Vickroy T W, Johnson K M
Neuropharmacology. 1983 Jul;22(7):839-42. doi: 10.1016/0028-3908(83)90129-6.
The effect of phencyclidine (PCP) on the release and synthesis of [3H]-dopamine ( [3H]-DA) newly synthesized from [3,5-3H]-L-tyrosine was studied under both basal and potassium-stimulated conditions in slices from the rat striatum. Phencyclidine (3-100 microM) stimulated the release of [3H]-DA during superfusion with low level potassium (4.5 mM) buffer, but had no effect on the release of [3H]-DA elicited by superfusion with buffer containing 40 mM potassium. On the other hand, phencyclidine had no effect (except at 100 microm) on the spontaneous release of [3H]-H2O (formed as a result of the hydroxylation of [3,5-3H]-L-tyrosine), but inhibited the increase in formation of [3H]-H2O normally associated with potassium-induced depolarization. These data are discussed in relation to results obtained with phencyclidine on other in vitro and in vivo models of dopaminergic function.

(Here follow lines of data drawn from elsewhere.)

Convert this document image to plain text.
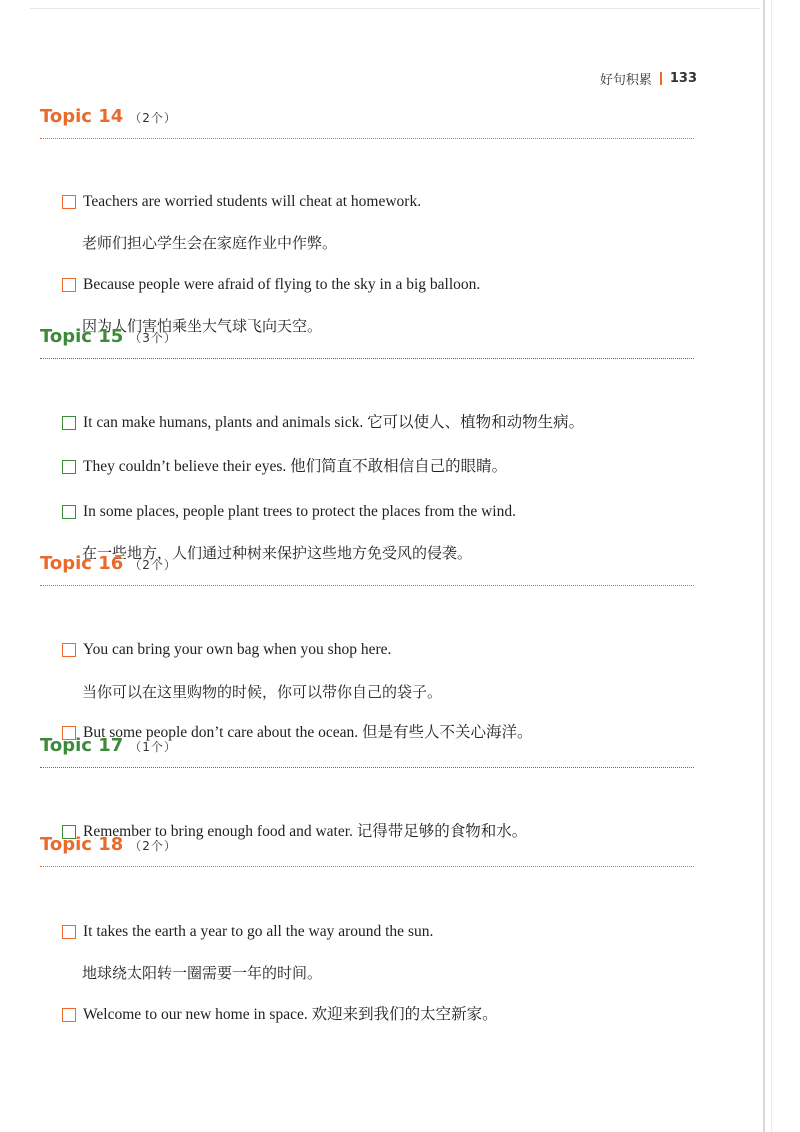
好句积累 133
Topic 14 （2个）
Teachers are worried students will cheat at homework.
老师们担心学生会在家庭作业中作弊。
Because people were afraid of flying to the sky in a big balloon.
因为人们害怕乘坐大气球飞向天空。
Topic 15 （3个）
It can make humans, plants and animals sick. 它可以使人、植物和动物生病。
They couldn’t believe their eyes. 他们简直不敢相信自己的眼睛。
In some places, people plant trees to protect the places from the wind.
在一些地方，人们通过种树来保护这些地方免受风的侵袭。
Topic 16 （2个）
You can bring your own bag when you shop here.
当你可以在这里购物的时候，你可以带你自己的袋子。
But some people don’t care about the ocean. 但是有些人不关心海洋。
Topic 17 （1个）
Remember to bring enough food and water. 记得带足够的食物和水。
Topic 18 （2个）
It takes the earth a year to go all the way around the sun.
地球绕太阳转一圈需要一年的时间。
Welcome to our new home in space. 欢迎来到我们的太空新家。
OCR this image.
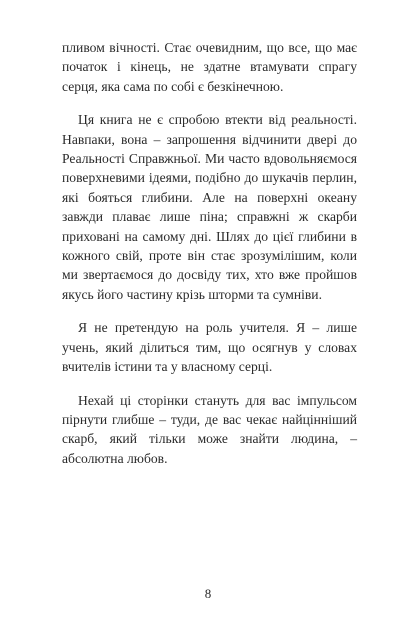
пливом вічності. Стає очевидним, що все, що має початок і кінець, не здатне втамувати спрагу серця, яка сама по собі є безкінечною.

Ця книга не є спробою втекти від реальності. Навпаки, вона – запрошення відчинити двері до Реальності Справжньої. Ми часто вдовольняємося поверхневими ідеями, подібно до шукачів перлин, які бояться глибини. Але на поверхні океану завжди плаває лише піна; справжні ж скарби приховані на самому дні. Шлях до цієї глибини в кожного свій, проте він стає зрозумілішим, коли ми звертаємося до досвіду тих, хто вже пройшов якусь його частину крізь шторми та сумніви.

Я не претендую на роль учителя. Я – лише учень, який ділиться тим, що осягнув у словах вчителів істини та у власному серці.

Нехай ці сторінки стануть для вас імпульсом пірнути глибше – туди, де вас чекає найцінніший скарб, який тільки може знайти людина, – абсолютна любов.

8
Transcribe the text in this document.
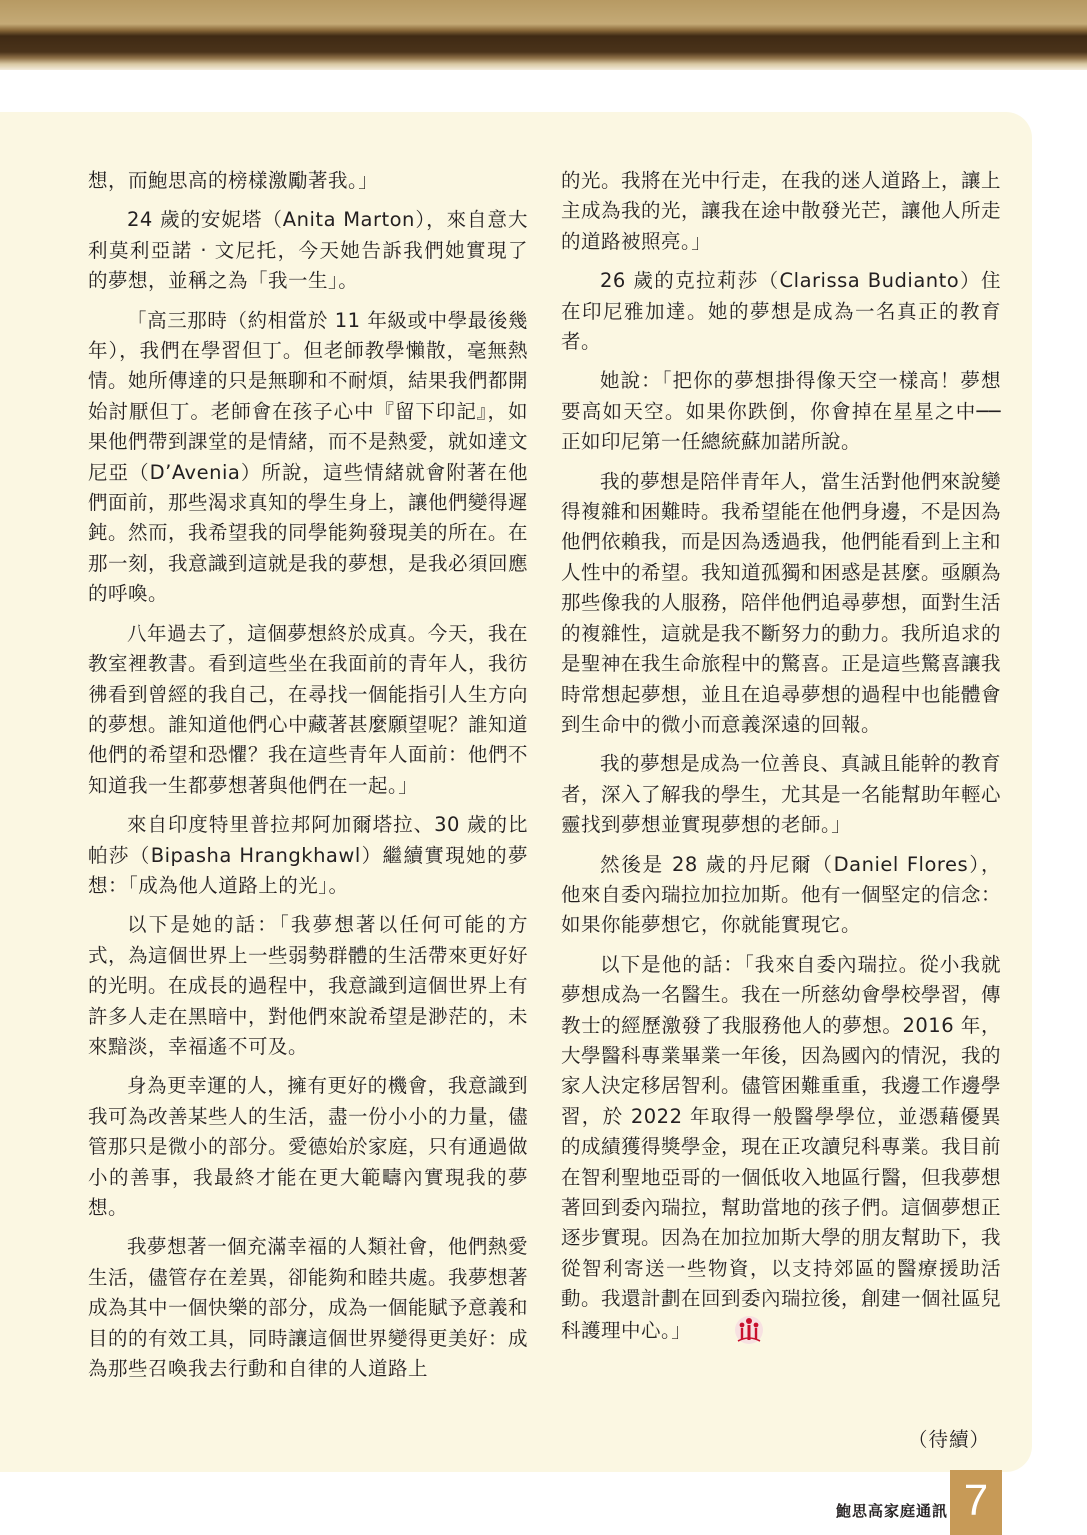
想，而鮑思高的榜樣激勵著我。」

24 歲的安妮塔（Anita Marton），來自意大利莫利亞諾 ‧ 文尼托，今天她告訴我們她實現了的夢想，並稱之為「我一生」。

「高三那時（約相當於 11 年級或中學最後幾年），我們在學習但丁。但老師教學懶散，毫無熱情。她所傳達的只是無聊和不耐煩，結果我們都開始討厭但丁。老師會在孩子心中『留下印記』，如果他們帶到課堂的是情緒，而不是熱愛，就如達文尼亞（D’Avenia）所說，這些情緒就會附著在他們面前，那些渴求真知的學生身上，讓他們變得遲鈍。然而，我希望我的同學能夠發現美的所在。在那一刻，我意識到這就是我的夢想，是我必須回應的呼喚。

八年過去了，這個夢想終於成真。今天，我在教室裡教書。看到這些坐在我面前的青年人，我彷彿看到曾經的我自己，在尋找一個能指引人生方向的夢想。誰知道他們心中藏著甚麼願望呢？誰知道他們的希望和恐懼？我在這些青年人面前：他們不知道我一生都夢想著與他們在一起。」

來自印度特里普拉邦阿加爾塔拉、30 歲的比帕莎（Bipasha Hrangkhawl）繼續實現她的夢想：「成為他人道路上的光」。

以下是她的話：「我夢想著以任何可能的方式，為這個世界上一些弱勢群體的生活帶來更好好的光明。在成長的過程中，我意識到這個世界上有許多人走在黑暗中，對他們來說希望是渺茫的，未來黯淡，幸福遙不可及。

身為更幸運的人，擁有更好的機會，我意識到我可為改善某些人的生活，盡一份小小的力量，儘管那只是微小的部分。愛德始於家庭，只有通過做小的善事，我最終才能在更大範疇內實現我的夢想。

我夢想著一個充滿幸福的人類社會，他們熱愛生活，儘管存在差異，卻能夠和睦共處。我夢想著成為其中一個快樂的部分，成為一個能賦予意義和目的的有效工具，同時讓這個世界變得更美好：成為那些召喚我去行動和自律的人道路上

的光。我將在光中行走，在我的迷人道路上，讓上主成為我的光，讓我在途中散發光芒，讓他人所走的道路被照亮。」

26 歲的克拉莉莎（Clarissa Budianto）住在印尼雅加達。她的夢想是成為一名真正的教育者。

她說：「把你的夢想掛得像天空一樣高！夢想要高如天空。如果你跌倒，你會掉在星星之中──正如印尼第一任總統蘇加諾所說。

我的夢想是陪伴青年人，當生活對他們來說變得複雜和困難時。我希望能在他們身邊，不是因為他們依賴我，而是因為透過我，他們能看到上主和人性中的希望。我知道孤獨和困惑是甚麼。亟願為那些像我的人服務，陪伴他們追尋夢想，面對生活的複雜性，這就是我不斷努力的動力。我所追求的是聖神在我生命旅程中的驚喜。正是這些驚喜讓我時常想起夢想，並且在追尋夢想的過程中也能體會到生命中的微小而意義深遠的回報。

我的夢想是成為一位善良、真誠且能幹的教育者，深入了解我的學生，尤其是一名能幫助年輕心靈找到夢想並實現夢想的老師。」

然後是 28 歲的丹尼爾（Daniel Flores），他來自委內瑞拉加拉加斯。他有一個堅定的信念：如果你能夢想它，你就能實現它。

以下是他的話：「我來自委內瑞拉。從小我就夢想成為一名醫生。我在一所慈幼會學校學習，傳教士的經歷激發了我服務他人的夢想。2016 年，大學醫科專業畢業一年後，因為國內的情況，我的家人決定移居智利。儘管困難重重，我邊工作邊學習，於 2022 年取得一般醫學學位，並憑藉優異的成績獲得獎學金，現在正攻讀兒科專業。我目前在智利聖地亞哥的一個低收入地區行醫，但我夢想著回到委內瑞拉，幫助當地的孩子們。這個夢想正逐步實現。因為在加拉加斯大學的朋友幫助下，我從智利寄送一些物資，以支持郊區的醫療援助活動。我還計劃在回到委內瑞拉後，創建一個社區兒科護理中心。」

（待續）
鮑思高家庭通訊 7
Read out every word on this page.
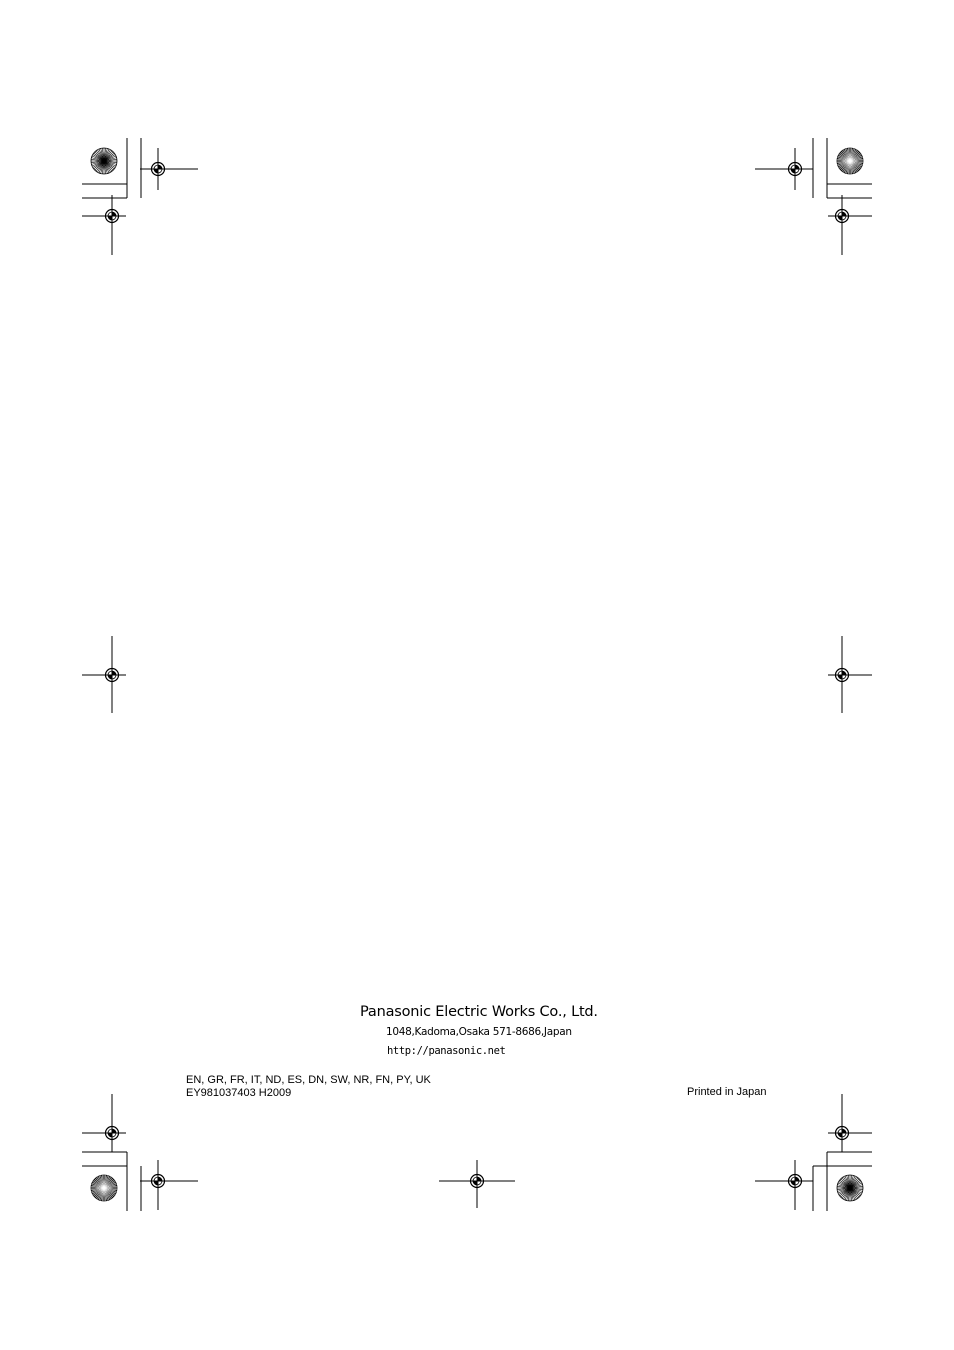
Panasonic Electric Works Co., Ltd.
1048,Kadoma,Osaka 571-8686,Japan
http://panasonic.net
EN, GR, FR, IT, ND, ES, DN, SW, NR, FN, PY, UK
EY981037403 H2009	Printed in Japan
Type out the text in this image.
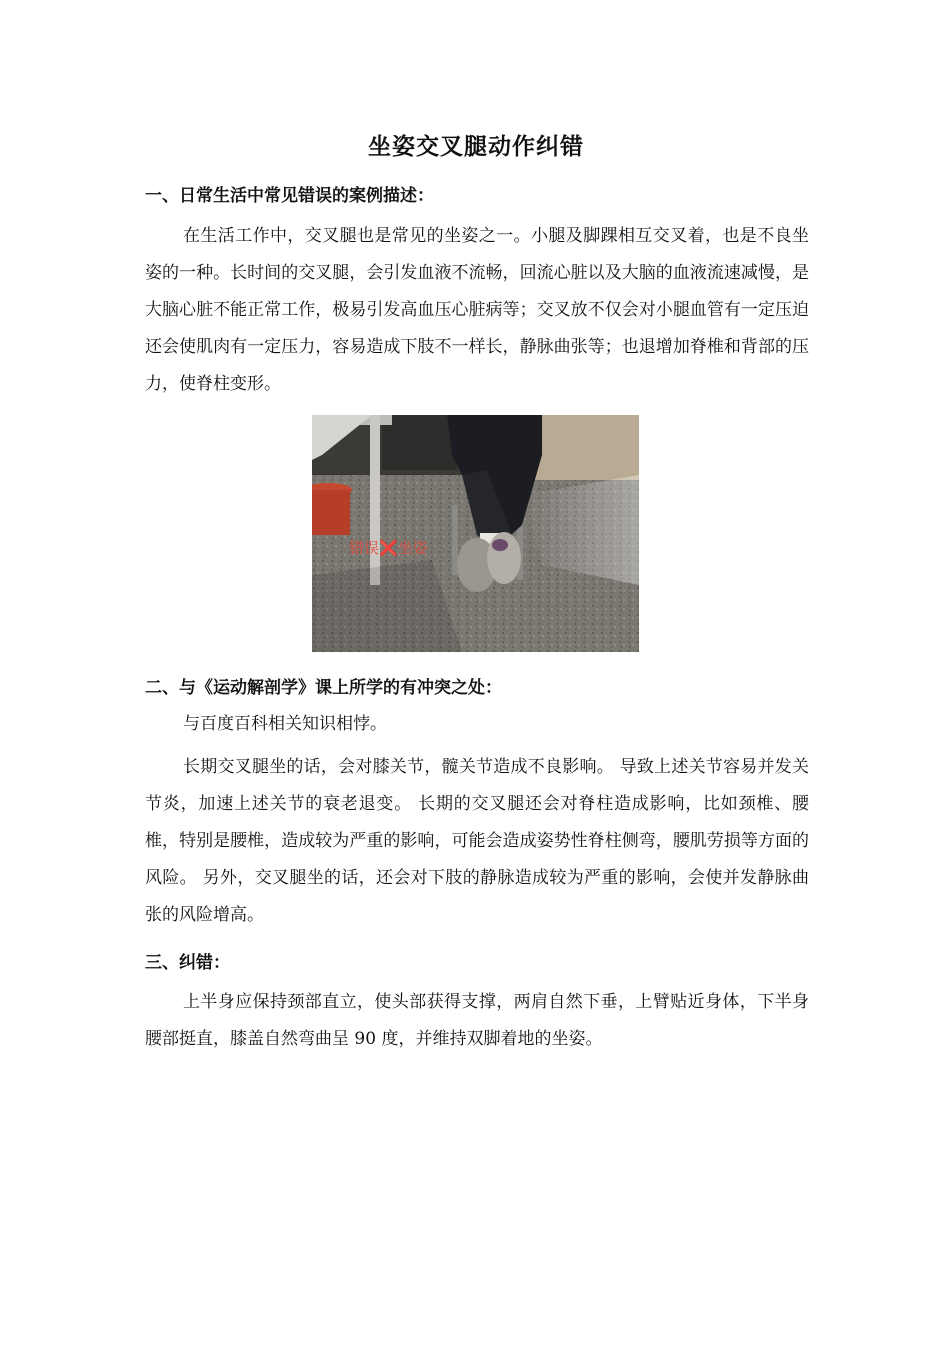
坐姿交叉腿动作纠错
一、日常生活中常见错误的案例描述：

在生活工作中，交叉腿也是常见的坐姿之一。小腿及脚踝相互交叉着，也是不良坐姿的一种。长时间的交叉腿，会引发血液不流畅，回流心脏以及大脑的血液流速减慢，是大脑心脏不能正常工作，极易引发高血压心脏病等；交叉放不仅会对小腿血管有一定压迫还会使肌肉有一定压力，容易造成下肢不一样长，静脉曲张等；也退增加脊椎和背部的压力，使脊柱变形。

错误❌坐姿
二、与《运动解剖学》课上所学的有冲突之处：

与百度百科相关知识相悖。

长期交叉腿坐的话，会对膝关节，髋关节造成不良影响。 导致上述关节容易并发关节炎，加速上述关节的衰老退变。 长期的交叉腿还会对脊柱造成影响，比如颈椎、腰椎，特别是腰椎，造成较为严重的影响，可能会造成姿势性脊柱侧弯，腰肌劳损等方面的风险。 另外，交叉腿坐的话，还会对下肢的静脉造成较为严重的影响，会使并发静脉曲张的风险增高。

三、纠错：

上半身应保持颈部直立，使头部获得支撑，两肩自然下垂，上臂贴近身体，下半身腰部挺直，膝盖自然弯曲呈 90 度，并维持双脚着地的坐姿。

在基础条件和钾刺激条件下,研究了苯环己哌啶(PCP)对大鼠纹状体切片中由[3,5 - 3H] - L - 酪氨酸新合成的[3H] - 多巴胺([3H] - DA)释放和合成的影响。苯环己哌啶(3 - 100 microM)在低水平钾(4.5 mM)缓冲液灌流期间刺激了[3H] - DA的释放,但对含40 mM钾的缓冲液灌流引发的[3H] - DA释放没有影响。另一方面,苯环己哌啶对[3H] - H2O(由[3,5 - 3H] - L - 酪氨酸羟基化形成)的自发释放没有影响(100 microM除外),但抑制了通常与钾诱导的去极化相关的[3H] - H2O生成增加。结合苯环己哌啶在其他多巴胺能功能的体外和体内模型中获得的结果对这些数据进行了讨论。